A La Désirade, ce 7 février 2005. – Louis Calaferte est mort à peu près oublié, et j’ai comme l’impression qu’il l’a cherché, guère plus pressé de se montrer aimable avec les uns et les autres, mais à mes yeux il ne cesse de vivre (je poursuis ces jours la lecture de ses Carnets de 1989) et c’est cela aussi que j’aimerais susciter après ma mort de la part de quelques lecteurs: cette reconnaissance secrète, éparse et d’autant plus véridique.
Dits d’un franc-tireur. – Relevé ceci ce matin dans les Carnets de Calaferte: «Nul n’est mon rival, doit être la formule inconditionnelle». Et ça dans la foulée : « Notre seule honorable mesure est celle de l’amour et de la compassion.». Et cela que j’ai vécu, ces dernières années, plus souvent qu’à mon tour: «En amitié, les déceptions nous sont plus tristes qu’amères. Il s’était établi un courant de confiance qu’on croyait inébranlable, puis intervient la fissure nous laissant comme démuni. Ce qu’on comprend difficilement, c’est qu’on puisse en ces régions de la sensibilité agir avec une complète désinvolture insouciante, comme on le voit fréquemment de la part de certains qui, pour nous séduire, ont usé de l’attrait de leurs qualités, tout à coup lâchant bride à l’indifférence froide qui, au fond, les mène».
Je souligne cette expression si bien appropriée à certains de mes prétendus amis: «l’indifférence froide»…
Soir. – C’est une drôle d’impression que j’ai éprouvée aujourd’hui en apprenant que Georges Piroué était mort, et mort déjà le 7 janvier dernier, sans que personne ne se soit avisé d’en faire le moindre communiqué, pas même la Bibliothèque de la Chaux-de-Fonds qui avait hérité de son fonds d’archives. Un confrère, dont les parents étaient liés aux Piroué, m’a en outre appris qu’ils étaient trois à l’enterrement: le mort, son amie très malade et l’employé des pompes funèbres.

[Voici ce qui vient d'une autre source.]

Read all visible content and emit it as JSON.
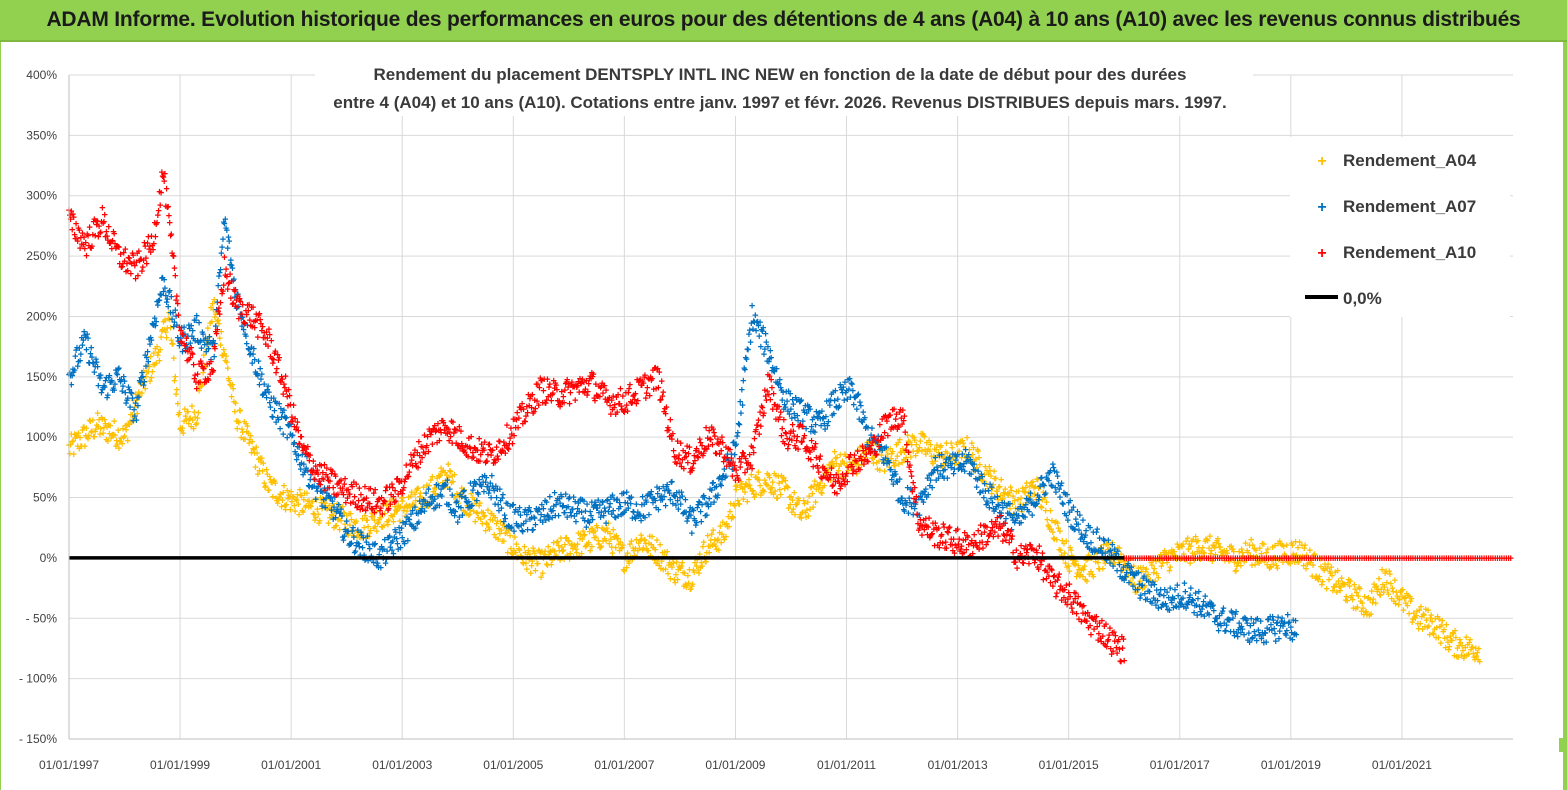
{
  "banner": {
    "title": "ADAM Informe. Evolution historique des performances en euros pour des détentions de 4 ans (A04) à 10 ans (A10) avec les revenus connus distribués"
  },
  "colors": {
    "banner_bg": "#92d050",
    "A04": "#ffc000",
    "A07": "#0070c0",
    "A10": "#ff0000",
    "zero_line": "#000000",
    "grid": "#d9d9d9"
  },
  "chart_data": {
    "type": "scatter",
    "title_lines": [
      "Rendement du placement DENTSPLY INTL INC NEW en fonction de la date de début pour des durées",
      "entre 4 (A04) et 10 ans (A10).  Cotations entre janv. 1997 et févr. 2026. Revenus DISTRIBUES depuis mars. 1997."
    ],
    "xlabel": "",
    "ylabel": "",
    "xlim": [
      1997.0,
      2023.0
    ],
    "ylim": [
      -150,
      400
    ],
    "y_ticks": [
      400,
      350,
      300,
      250,
      200,
      150,
      100,
      50,
      0,
      -50,
      -100,
      -150
    ],
    "y_tick_labels": [
      "400%",
      "350%",
      "300%",
      "250%",
      "200%",
      "150%",
      "100%",
      "50%",
      "0%",
      "- 50%",
      "- 100%",
      "- 150%"
    ],
    "x_ticks": [
      1997,
      1999,
      2001,
      2003,
      2005,
      2007,
      2009,
      2011,
      2013,
      2015,
      2017,
      2019,
      2021
    ],
    "x_tick_labels": [
      "01/01/1997",
      "01/01/1999",
      "01/01/2001",
      "01/01/2003",
      "01/01/2005",
      "01/01/2007",
      "01/01/2009",
      "01/01/2011",
      "01/01/2013",
      "01/01/2015",
      "01/01/2017",
      "01/01/2019",
      "01/01/2021"
    ],
    "legend": {
      "placement": "top-right",
      "entries": [
        "Rendement_A04",
        "Rendement_A07",
        "Rendement_A10",
        "0,0%"
      ]
    },
    "series": [
      {
        "name": "Rendement_A04",
        "x": [
          1997.0,
          1997.5,
          1998.0,
          1998.3,
          1998.6,
          1998.8,
          1999.0,
          1999.3,
          1999.6,
          1999.8,
          2000.0,
          2000.3,
          2000.6,
          2000.9,
          2001.2,
          2001.5,
          2001.8,
          2002.0,
          2002.3,
          2002.6,
          2002.9,
          2003.2,
          2003.5,
          2003.8,
          2004.0,
          2004.3,
          2004.6,
          2004.9,
          2005.2,
          2005.5,
          2005.8,
          2006.1,
          2006.4,
          2006.7,
          2007.0,
          2007.3,
          2007.6,
          2007.9,
          2008.2,
          2008.5,
          2008.8,
          2009.0,
          2009.3,
          2009.6,
          2009.9,
          2010.2,
          2010.5,
          2010.8,
          2011.1,
          2011.4,
          2011.7,
          2012.0,
          2012.3,
          2012.6,
          2012.9,
          2013.2,
          2013.5,
          2013.8,
          2014.1,
          2014.4,
          2014.7,
          2015.0,
          2015.3,
          2015.6,
          2015.9,
          2016.2,
          2016.5,
          2016.8,
          2017.1,
          2017.4,
          2017.7,
          2018.0,
          2018.3,
          2018.6,
          2018.9,
          2019.2,
          2019.5,
          2019.8,
          2020.1,
          2020.4,
          2020.7,
          2021.0,
          2021.3,
          2021.6,
          2021.9,
          2022.2,
          2022.4
        ],
        "values": [
          90,
          110,
          100,
          140,
          170,
          200,
          110,
          120,
          210,
          170,
          120,
          90,
          60,
          50,
          45,
          40,
          35,
          30,
          25,
          35,
          40,
          45,
          55,
          70,
          55,
          40,
          30,
          15,
          0,
          -5,
          5,
          10,
          15,
          20,
          0,
          15,
          5,
          -10,
          -15,
          10,
          20,
          50,
          60,
          65,
          55,
          35,
          60,
          80,
          75,
          90,
          80,
          90,
          95,
          85,
          85,
          90,
          70,
          55,
          45,
          60,
          30,
          0,
          -10,
          0,
          5,
          -20,
          -10,
          0,
          5,
          10,
          5,
          0,
          5,
          0,
          5,
          5,
          -10,
          -20,
          -30,
          -40,
          -15,
          -35,
          -50,
          -55,
          -70,
          -75,
          -75
        ]
      },
      {
        "name": "Rendement_A07",
        "x": [
          1997.0,
          1997.3,
          1997.6,
          1997.9,
          1998.2,
          1998.5,
          1998.7,
          1999.0,
          1999.3,
          1999.6,
          1999.8,
          2000.0,
          2000.3,
          2000.6,
          2000.9,
          2001.2,
          2001.5,
          2001.8,
          2002.0,
          2002.3,
          2002.6,
          2002.9,
          2003.2,
          2003.5,
          2003.8,
          2004.0,
          2004.3,
          2004.6,
          2004.9,
          2005.2,
          2005.5,
          2005.8,
          2006.1,
          2006.4,
          2006.7,
          2007.0,
          2007.3,
          2007.6,
          2007.9,
          2008.2,
          2008.5,
          2008.8,
          2009.0,
          2009.3,
          2009.6,
          2009.9,
          2010.2,
          2010.5,
          2010.8,
          2011.1,
          2011.4,
          2011.7,
          2012.0,
          2012.3,
          2012.6,
          2012.9,
          2013.2,
          2013.5,
          2013.8,
          2014.1,
          2014.4,
          2014.7,
          2015.0,
          2015.3,
          2015.6,
          2015.9,
          2016.2,
          2016.5,
          2016.8,
          2017.1,
          2017.4,
          2017.7,
          2018.0,
          2018.3,
          2018.6,
          2018.9,
          2019.1
        ],
        "values": [
          150,
          180,
          140,
          150,
          120,
          190,
          230,
          180,
          190,
          170,
          280,
          220,
          170,
          130,
          110,
          80,
          55,
          40,
          20,
          10,
          0,
          15,
          30,
          50,
          55,
          40,
          55,
          60,
          35,
          30,
          35,
          45,
          40,
          35,
          40,
          45,
          40,
          50,
          55,
          30,
          45,
          70,
          90,
          200,
          170,
          130,
          120,
          110,
          130,
          140,
          100,
          85,
          50,
          45,
          75,
          75,
          80,
          55,
          40,
          30,
          50,
          70,
          40,
          20,
          10,
          -5,
          -20,
          -30,
          -35,
          -30,
          -40,
          -50,
          -55,
          -60,
          -60,
          -55,
          -60
        ]
      },
      {
        "name": "Rendement_A10",
        "x": [
          1997.0,
          1997.3,
          1997.6,
          1997.9,
          1998.2,
          1998.5,
          1998.7,
          1999.0,
          1999.3,
          1999.6,
          1999.8,
          2000.0,
          2000.3,
          2000.6,
          2000.9,
          2001.2,
          2001.5,
          2001.8,
          2002.0,
          2002.3,
          2002.6,
          2002.9,
          2003.2,
          2003.5,
          2003.8,
          2004.0,
          2004.3,
          2004.6,
          2004.9,
          2005.2,
          2005.5,
          2005.8,
          2006.1,
          2006.4,
          2006.7,
          2007.0,
          2007.3,
          2007.6,
          2007.9,
          2008.2,
          2008.5,
          2008.8,
          2009.0,
          2009.3,
          2009.6,
          2009.9,
          2010.2,
          2010.5,
          2010.8,
          2011.1,
          2011.4,
          2011.7,
          2012.0,
          2012.3,
          2012.6,
          2012.9,
          2013.2,
          2013.5,
          2013.8,
          2014.1,
          2014.4,
          2014.7,
          2015.0,
          2015.3,
          2015.6,
          2015.9,
          2016.0
        ],
        "values": [
          280,
          260,
          280,
          250,
          240,
          260,
          320,
          190,
          150,
          160,
          240,
          210,
          200,
          180,
          140,
          90,
          70,
          60,
          55,
          50,
          45,
          55,
          80,
          100,
          110,
          100,
          90,
          85,
          100,
          120,
          140,
          135,
          140,
          145,
          130,
          130,
          140,
          150,
          90,
          80,
          100,
          90,
          70,
          85,
          145,
          100,
          100,
          80,
          60,
          80,
          85,
          110,
          120,
          30,
          20,
          15,
          10,
          20,
          25,
          0,
          5,
          -20,
          -30,
          -50,
          -60,
          -75,
          -75
        ]
      },
      {
        "name": "0,0%",
        "x": [
          1997.0,
          2023.0
        ],
        "values": [
          0,
          0
        ]
      }
    ],
    "overlay_note": "Rendement_A10 continues as a dense red marker band at 0% from 01/01/2016 to the right edge"
  }
}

Pour un homme qui a tant fait pour les autres écrivains, c’est bien piteux, mais en somme à l’image de cette époque.
En mémoire de Georges Piroué. - C’est une sorte de forêt enchantée que nous font parcourir les Mémoires d’un lecteur heureux de Georges Piroué, dans laquelle s’appellent et se répondent les innombrables voix d’une conversation à la fois intime et universelle. Peu de livres illustrent, avec autant de minutieuse attention, la merveille que c’est de lire. On verra dans ces pages quel grand lecteur a été Georges Piroué au fil de sa vie, mais ce n’est pas d’exploits qu’il s’agit chez cet homme discret peu porté à la forfanterie, ainsi qu’il l’explique d’ailleurs tranquillement: « Je confesse volontiers mon respect pour l’exercice réussi de la précision. Penchant que je tiens des enseignements de l’école, de mes origines jurassiennes, de la méticulosité horlogère au sein de laquelle j’ai vécu et peut-être aussi du prosaïsme de ma mère qui m’a inculqué le principe de ne jamais dépasser ni ma pensée, ni ma perception des choses. Toute exaltation de quelque nature qu’elle soit a toujours été pour moi signe de mauvais goût ou de ridicule, menace de danger ».

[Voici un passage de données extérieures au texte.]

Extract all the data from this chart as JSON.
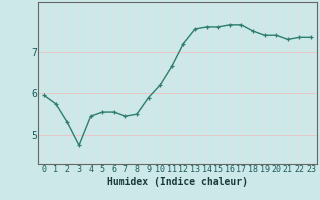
{
  "x": [
    0,
    1,
    2,
    3,
    4,
    5,
    6,
    7,
    8,
    9,
    10,
    11,
    12,
    13,
    14,
    15,
    16,
    17,
    18,
    19,
    20,
    21,
    22,
    23
  ],
  "y": [
    5.95,
    5.75,
    5.3,
    4.75,
    5.45,
    5.55,
    5.55,
    5.45,
    5.5,
    5.9,
    6.2,
    6.65,
    7.2,
    7.55,
    7.6,
    7.6,
    7.65,
    7.65,
    7.5,
    7.4,
    7.4,
    7.3,
    7.35,
    7.35
  ],
  "line_color": "#2e7d6e",
  "marker": "+",
  "marker_size": 3,
  "line_width": 1.0,
  "bg_color": "#cce8e8",
  "grid_v_color": "#e0e0e0",
  "grid_h_color": "#e8c8c8",
  "xlabel": "Humidex (Indice chaleur)",
  "xlabel_fontsize": 7,
  "xlabel_weight": "bold",
  "yticks": [
    5,
    6,
    7
  ],
  "ylim": [
    4.3,
    8.2
  ],
  "xlim": [
    -0.5,
    23.5
  ],
  "xtick_labels": [
    "0",
    "1",
    "2",
    "3",
    "4",
    "5",
    "6",
    "7",
    "8",
    "9",
    "10",
    "11",
    "12",
    "13",
    "14",
    "15",
    "16",
    "17",
    "18",
    "19",
    "20",
    "21",
    "22",
    "23"
  ],
  "tick_fontsize": 6,
  "spine_color": "#666666"
}
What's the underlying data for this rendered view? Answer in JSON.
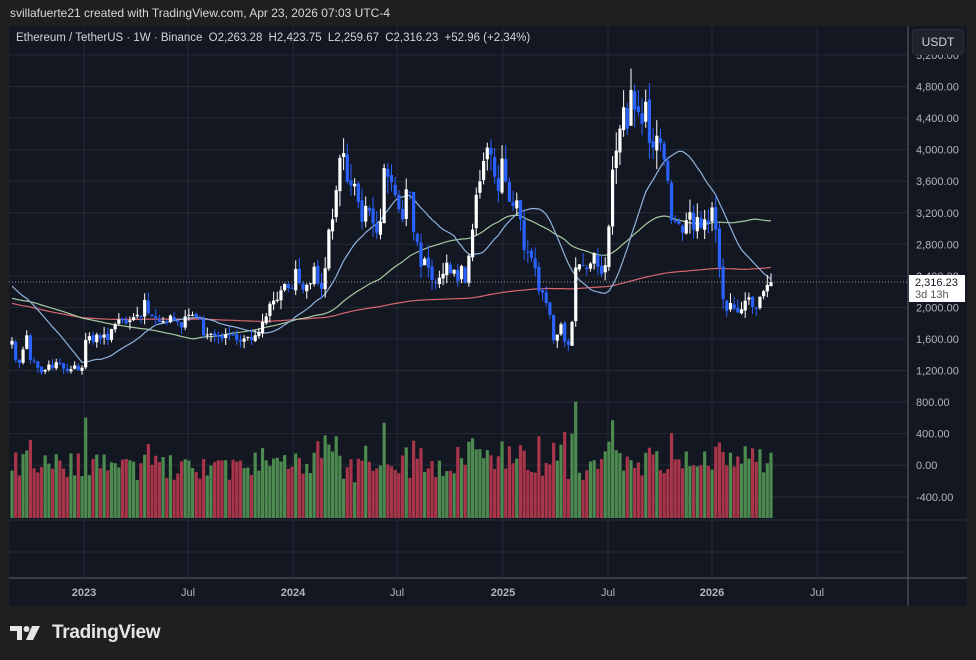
{
  "credit": "svillafuerte21 created with TradingView.com, Apr 23, 2026 07:03 UTC-4",
  "legend": {
    "symbol": "Ethereum / TetherUS · 1W · Binance",
    "open": "O2,263.28",
    "high": "H2,423.75",
    "low": "L2,259.67",
    "close": "C2,316.23",
    "change": "+52.96 (+2.34%)"
  },
  "currency_button": "USDT",
  "last_price": {
    "value": "2,316.23",
    "countdown": "3d 13h"
  },
  "price_axis_labels": [
    "5,200.00",
    "4,800.00",
    "4,400.00",
    "4,000.00",
    "3,600.00",
    "3,200.00",
    "2,800.00",
    "2,400.00",
    "2,000.00",
    "1,600.00",
    "1,200.00"
  ],
  "volume_axis_labels": [
    "800.00",
    "400.00",
    "0.00",
    "-400.00"
  ],
  "time_axis_labels": [
    "2023",
    "Jul",
    "2024",
    "Jul",
    "2025",
    "Jul",
    "2026",
    "Jul"
  ],
  "brand": "TradingView",
  "colors": {
    "background": "#131722",
    "up_candle": "#ffffff",
    "down_candle": "#2962ff",
    "vol_up": "#4c8a50",
    "vol_down": "#a8354a",
    "ma_fast": "#8fb3d9",
    "ma_mid": "#a6c9a0",
    "ma_slow": "#d9666e"
  },
  "chart_data": {
    "type": "candlestick",
    "title": "Ethereum / TetherUS · 1W · Binance",
    "xlabel": "",
    "ylabel": "USDT",
    "ylim": [
      1000,
      5200
    ],
    "x_ticks": [
      "2023",
      "Jul",
      "2024",
      "Jul",
      "2025",
      "Jul",
      "2026",
      "Jul"
    ],
    "grid": true,
    "close_series": [
      1570,
      1330,
      1290,
      1460,
      1640,
      1330,
      1320,
      1230,
      1170,
      1200,
      1270,
      1230,
      1300,
      1290,
      1220,
      1190,
      1210,
      1260,
      1200,
      1230,
      1580,
      1630,
      1560,
      1650,
      1600,
      1650,
      1580,
      1720,
      1780,
      1840,
      1830,
      1790,
      1830,
      1870,
      1900,
      1870,
      2090,
      1920,
      1880,
      1860,
      1810,
      1820,
      1800,
      1890,
      1830,
      1810,
      1740,
      1880,
      1900,
      1900,
      1870,
      1840,
      1640,
      1650,
      1660,
      1640,
      1620,
      1600,
      1650,
      1640,
      1640,
      1580,
      1560,
      1600,
      1620,
      1580,
      1640,
      1680,
      1810,
      1880,
      2040,
      2080,
      2090,
      2210,
      2290,
      2240,
      2230,
      2480,
      2300,
      2220,
      2280,
      2300,
      2510,
      2300,
      2230,
      2490,
      2980,
      3110,
      3480,
      3890,
      3950,
      3590,
      3540,
      3560,
      3330,
      3080,
      3280,
      3220,
      3060,
      2940,
      3080,
      3760,
      3650,
      3580,
      3420,
      3240,
      3110,
      3490,
      3460,
      2950,
      2820,
      2510,
      2610,
      2500,
      2340,
      2310,
      2370,
      2420,
      2560,
      2430,
      2470,
      2330,
      2520,
      2310,
      2650,
      2980,
      3420,
      3590,
      3850,
      4020,
      3930,
      3650,
      3470,
      3880,
      3590,
      3330,
      3280,
      3350,
      3110,
      2720,
      2690,
      2620,
      2490,
      2200,
      2180,
      2050,
      1900,
      1580,
      1650,
      1780,
      1560,
      1520,
      1810,
      2500,
      2540,
      2520,
      2480,
      2550,
      2680,
      2510,
      2420,
      2530,
      3020,
      3740,
      3980,
      4260,
      4530,
      4260,
      4750,
      4500,
      4470,
      4320,
      4600,
      4080,
      4020,
      4170,
      4080,
      3870,
      3600,
      3100,
      3080,
      3050,
      2940,
      3100,
      3200,
      2980,
      3140,
      3000,
      3110,
      3060,
      3260,
      2980,
      2500,
      2100,
      1950,
      2050,
      1980,
      1930,
      1970,
      2080,
      2120,
      2000,
      1980,
      2130,
      2200,
      2280,
      2316
    ],
    "volume_axis": [
      -400,
      800
    ]
  }
}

Nul élan à caractère métaphysique chez ce lecteur-poète qui se reconnaît « douteur fervent » et dit s’être fait « une religion de l’irréalité narrative », et pourtant les pages qu’il consacre à Dostoïevski ou à Dante sont d’une pénétration spirituelle rare, de même que tout son livre est traversé par une sorte de douceur évangélique jamais sucrée, qui le porte naturellement vers les humbles et les enfants malheureux chers à son cher Dickens.

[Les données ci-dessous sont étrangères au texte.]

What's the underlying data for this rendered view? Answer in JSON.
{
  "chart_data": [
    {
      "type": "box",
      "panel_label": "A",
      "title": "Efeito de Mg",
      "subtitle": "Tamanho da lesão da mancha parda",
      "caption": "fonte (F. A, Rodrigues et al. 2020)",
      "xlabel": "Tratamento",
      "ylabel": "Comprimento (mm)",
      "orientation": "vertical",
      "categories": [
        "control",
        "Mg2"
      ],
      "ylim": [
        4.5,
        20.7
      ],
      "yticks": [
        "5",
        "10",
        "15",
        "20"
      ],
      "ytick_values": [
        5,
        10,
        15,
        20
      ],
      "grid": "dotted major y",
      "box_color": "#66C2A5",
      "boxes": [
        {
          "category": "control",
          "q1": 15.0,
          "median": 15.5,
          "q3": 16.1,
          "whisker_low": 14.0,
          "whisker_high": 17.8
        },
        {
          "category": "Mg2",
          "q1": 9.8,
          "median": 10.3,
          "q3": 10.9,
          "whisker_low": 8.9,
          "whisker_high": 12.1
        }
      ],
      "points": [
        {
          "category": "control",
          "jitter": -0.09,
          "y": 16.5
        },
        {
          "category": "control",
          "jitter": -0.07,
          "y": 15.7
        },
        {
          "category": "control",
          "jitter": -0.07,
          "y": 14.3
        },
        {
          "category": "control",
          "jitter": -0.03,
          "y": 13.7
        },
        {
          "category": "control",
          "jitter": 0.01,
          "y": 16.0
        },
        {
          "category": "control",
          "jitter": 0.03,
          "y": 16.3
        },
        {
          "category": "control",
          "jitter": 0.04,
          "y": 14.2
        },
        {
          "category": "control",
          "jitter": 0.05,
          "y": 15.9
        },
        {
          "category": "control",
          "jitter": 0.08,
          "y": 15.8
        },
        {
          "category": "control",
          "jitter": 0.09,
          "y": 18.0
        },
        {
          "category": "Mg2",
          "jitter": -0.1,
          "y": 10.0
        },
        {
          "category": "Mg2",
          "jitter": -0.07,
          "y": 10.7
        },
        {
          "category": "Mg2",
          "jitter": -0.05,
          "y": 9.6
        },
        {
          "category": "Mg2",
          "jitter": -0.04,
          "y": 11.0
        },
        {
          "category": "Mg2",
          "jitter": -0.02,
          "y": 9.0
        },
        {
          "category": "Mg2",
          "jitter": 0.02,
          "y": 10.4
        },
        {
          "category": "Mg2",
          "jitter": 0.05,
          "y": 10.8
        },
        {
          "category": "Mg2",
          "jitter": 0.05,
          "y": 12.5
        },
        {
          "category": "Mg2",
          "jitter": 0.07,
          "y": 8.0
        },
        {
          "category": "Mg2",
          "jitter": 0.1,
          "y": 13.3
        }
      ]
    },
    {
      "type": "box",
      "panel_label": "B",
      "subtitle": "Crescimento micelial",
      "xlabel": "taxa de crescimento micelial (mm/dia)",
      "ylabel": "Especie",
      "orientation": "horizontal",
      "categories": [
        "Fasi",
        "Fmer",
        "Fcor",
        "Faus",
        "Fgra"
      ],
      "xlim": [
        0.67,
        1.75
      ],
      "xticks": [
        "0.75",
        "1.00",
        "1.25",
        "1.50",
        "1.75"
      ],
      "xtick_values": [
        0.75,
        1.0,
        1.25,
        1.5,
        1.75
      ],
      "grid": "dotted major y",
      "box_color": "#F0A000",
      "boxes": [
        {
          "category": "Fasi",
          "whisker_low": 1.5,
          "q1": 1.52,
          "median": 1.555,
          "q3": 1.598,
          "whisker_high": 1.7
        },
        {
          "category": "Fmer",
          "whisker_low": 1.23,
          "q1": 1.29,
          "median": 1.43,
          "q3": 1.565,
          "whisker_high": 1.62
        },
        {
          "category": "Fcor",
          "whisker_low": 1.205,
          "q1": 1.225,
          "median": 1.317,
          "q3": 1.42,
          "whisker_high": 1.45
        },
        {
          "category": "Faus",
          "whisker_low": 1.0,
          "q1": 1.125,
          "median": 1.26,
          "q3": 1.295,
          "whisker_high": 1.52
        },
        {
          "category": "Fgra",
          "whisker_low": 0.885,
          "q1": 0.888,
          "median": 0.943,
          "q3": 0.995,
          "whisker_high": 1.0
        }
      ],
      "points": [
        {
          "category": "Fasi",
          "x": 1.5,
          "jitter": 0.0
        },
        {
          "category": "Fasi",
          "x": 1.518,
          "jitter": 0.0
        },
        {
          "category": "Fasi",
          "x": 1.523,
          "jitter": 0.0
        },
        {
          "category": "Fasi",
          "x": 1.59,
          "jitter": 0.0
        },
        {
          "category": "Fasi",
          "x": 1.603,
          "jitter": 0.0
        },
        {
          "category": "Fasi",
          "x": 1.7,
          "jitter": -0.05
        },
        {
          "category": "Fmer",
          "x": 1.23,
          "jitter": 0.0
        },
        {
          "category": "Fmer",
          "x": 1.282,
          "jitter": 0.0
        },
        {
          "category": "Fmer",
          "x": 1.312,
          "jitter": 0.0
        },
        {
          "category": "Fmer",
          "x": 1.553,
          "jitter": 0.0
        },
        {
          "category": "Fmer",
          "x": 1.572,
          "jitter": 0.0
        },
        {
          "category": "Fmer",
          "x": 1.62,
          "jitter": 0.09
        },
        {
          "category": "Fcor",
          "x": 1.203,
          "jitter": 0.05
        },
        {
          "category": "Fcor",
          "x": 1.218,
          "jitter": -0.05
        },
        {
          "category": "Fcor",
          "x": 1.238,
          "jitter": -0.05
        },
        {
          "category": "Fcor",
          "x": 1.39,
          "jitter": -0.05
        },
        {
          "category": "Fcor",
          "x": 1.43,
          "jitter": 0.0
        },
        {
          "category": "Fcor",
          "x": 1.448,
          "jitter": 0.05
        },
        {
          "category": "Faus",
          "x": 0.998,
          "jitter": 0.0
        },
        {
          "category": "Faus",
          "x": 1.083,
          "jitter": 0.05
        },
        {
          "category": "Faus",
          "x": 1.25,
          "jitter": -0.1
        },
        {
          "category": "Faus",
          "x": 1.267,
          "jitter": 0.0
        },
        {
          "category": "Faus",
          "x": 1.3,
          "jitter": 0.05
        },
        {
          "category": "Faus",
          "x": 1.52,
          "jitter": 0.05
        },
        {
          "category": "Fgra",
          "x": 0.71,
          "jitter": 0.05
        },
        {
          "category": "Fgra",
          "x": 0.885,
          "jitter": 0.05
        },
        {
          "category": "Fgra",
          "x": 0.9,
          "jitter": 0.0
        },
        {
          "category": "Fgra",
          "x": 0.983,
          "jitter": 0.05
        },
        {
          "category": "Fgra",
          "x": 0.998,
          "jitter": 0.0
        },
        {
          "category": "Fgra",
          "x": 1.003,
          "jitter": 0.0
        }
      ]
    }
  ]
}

L’homme sous le ciel, l’homme à la guerre, l’homme en amour, l’homme et la mer, ou les mères du sud selon Morante, et les Anna, les Emma, les Félicité, Julien Sorel et Lucien Rubempré, notre adolescence Roméo, notre jeunesse Hamlet, notre ultime veillée Lear, tous nos âges, nos travaux, nos grandes espérances, nos lendemains qui déchantent, words words words et salive de Joyce en marée océane - tout cela l’écrivain-lecteur le brasse et le rebrasse sans jamais perdre son fil très personnel.
Du chemin. - On repart chaque matin de ce lieu d’avant le lieu et de ce temps d’avant le temps, au pied de ce mur qu’on ne voit pas, avec au cœur tout l’accablement et tout le courage d’accueillir le jour qui vient et de l’aider, comme un aveugle, à traverser les heures…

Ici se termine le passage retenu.